On Feb. 6, 1967, Hall and a rescue helicopter went to rescue another downed pilot. The weather was foul so they returned to base. Later the same day they returned to rescue the plot. They were hit by heavy ground fire. The helicopter caught fire, lost hydraulic power and spun out of control. Hall and other crew members were killed.

For his bravery, Hall was awarded two Silver Star Medals for Gallantry plus a Purple Heart.

Willard F. Parish in First Major Battle of Vietnam War

parish2Specialist 4 Willard F. Parish was born June 30, 1941, and grew up in Bristow. He entered the Army in November 1963 and trained as a mortarman.

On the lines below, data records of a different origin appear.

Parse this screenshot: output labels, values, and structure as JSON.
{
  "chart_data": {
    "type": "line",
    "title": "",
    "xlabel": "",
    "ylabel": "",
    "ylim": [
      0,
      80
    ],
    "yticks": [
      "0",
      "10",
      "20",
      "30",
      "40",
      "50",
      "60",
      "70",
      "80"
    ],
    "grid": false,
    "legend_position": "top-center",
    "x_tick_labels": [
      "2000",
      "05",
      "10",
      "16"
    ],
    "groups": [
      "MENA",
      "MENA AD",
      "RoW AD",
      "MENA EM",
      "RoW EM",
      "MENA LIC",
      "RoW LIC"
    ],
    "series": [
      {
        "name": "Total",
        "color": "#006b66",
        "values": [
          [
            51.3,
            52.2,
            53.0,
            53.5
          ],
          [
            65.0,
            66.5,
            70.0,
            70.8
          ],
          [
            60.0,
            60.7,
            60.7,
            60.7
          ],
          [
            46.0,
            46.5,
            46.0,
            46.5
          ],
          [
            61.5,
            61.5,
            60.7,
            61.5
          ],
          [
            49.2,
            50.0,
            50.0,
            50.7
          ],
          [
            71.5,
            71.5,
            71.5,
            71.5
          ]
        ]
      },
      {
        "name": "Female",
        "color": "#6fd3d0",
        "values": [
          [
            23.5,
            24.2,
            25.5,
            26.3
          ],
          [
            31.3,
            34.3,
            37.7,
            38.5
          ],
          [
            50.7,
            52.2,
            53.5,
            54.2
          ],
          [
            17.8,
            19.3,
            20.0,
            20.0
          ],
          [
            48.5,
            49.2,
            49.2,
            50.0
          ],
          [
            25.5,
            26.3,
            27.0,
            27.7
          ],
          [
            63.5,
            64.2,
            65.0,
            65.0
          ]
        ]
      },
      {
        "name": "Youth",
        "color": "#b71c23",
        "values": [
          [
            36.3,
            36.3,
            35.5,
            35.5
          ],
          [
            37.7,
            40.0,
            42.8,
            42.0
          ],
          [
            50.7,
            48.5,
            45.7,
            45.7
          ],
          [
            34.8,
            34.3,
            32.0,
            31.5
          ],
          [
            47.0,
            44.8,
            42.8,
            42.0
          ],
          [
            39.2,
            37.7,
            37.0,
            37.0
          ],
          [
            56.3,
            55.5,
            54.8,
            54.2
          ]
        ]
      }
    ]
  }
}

He was awarded the Silver Star for Gallantry in the first major battle in Vietnam between American and North Vietnamese troops. The unit fought in the Ia Drang Valley west of Plei Me at Landing Zone X-Ray on Nov. 14 and 15, 1965. Parish fired an M-60 machine gun during this battle. He would say he looked to the front and “they (the enemy) were growing out of the weeds.”

When he ran out of ammunition, he stood up with a .45-caliber pistol in each hand and continued fighting the enemy force. He was awarded the Silver Star because of his “courage in the face of the enemy, his determination and heroic actions which saved many of his comrades in that area,” his Silver Star citation said. After the Army he was a country and western band leader and worked for the Oklahoma Turnpike Authority.

PFC Herman Wallace, Medal of Honor Recipient

wallace2A Marlow native, who was awarded the Medal of Honor posthumously during World War II, will be inducted into the Oklahoma Military Hall of Fame on Oct. 21 in Norman.

Private First Class Herman C. Wallace, who was born in Marlow, Ok., in 1924, was killed on Feb. 27, 1945, when he shielded his fellow soldiers from an exploding mine.

Wallace lived in Texas before the war. He and his family moved from Oklahoma to Texas in 1930 or 1931, for economic reasons, but had deep Oklahoma roots. The family members were farmers, according to a relative.

His parents, Ernest Wallace and Cleatus Shaw, were married in Duncan, Ok. On June 9, 1920. They apparently had lived in Oklahoma some time.

After moving to Texas, Herman Wallace graduated from Lubbock High School and attended Texas Tech University for one year, majoring in engineering.

Wallace joined the Army in 1942 and served in Company B, 301st Engineer Combat Battalion, and 76th Infantry Division. He was killed in action near Prumzurley, Germany while helping clear enemy mines from a road.

Wallace stepped on a well-concealed German S-Type anti-personnel mine. It was called the shrapnel mine or Bouncing Betty because it was thrown into the air, about waist high, and when it exploded it released hundreds of ball bearings, causing many casualties.

Wallace knew falling to the ground in a prone position gave him the best chance to survive, his Medal of Honor citation said. He also knew that doing that would spray the area with fragments and likely kill two of his comrades directly behind him, his citation said. Wallace deliberately put his other foot on the mine and was killed when it exploded.

“Private Wallace was killed when the charge detonated, but his supreme heroism at the cost of his life confined the blast to the ground and his own body and saved his fellow soldiers from death or injury,” his Medal of Honor citation said.

A large installation in the Bad Cannstatt district of Stuttgart, Germany, originally built by Germany, was occupied by American troops after the War. It was named Wallace Barracks in honor of Wallace.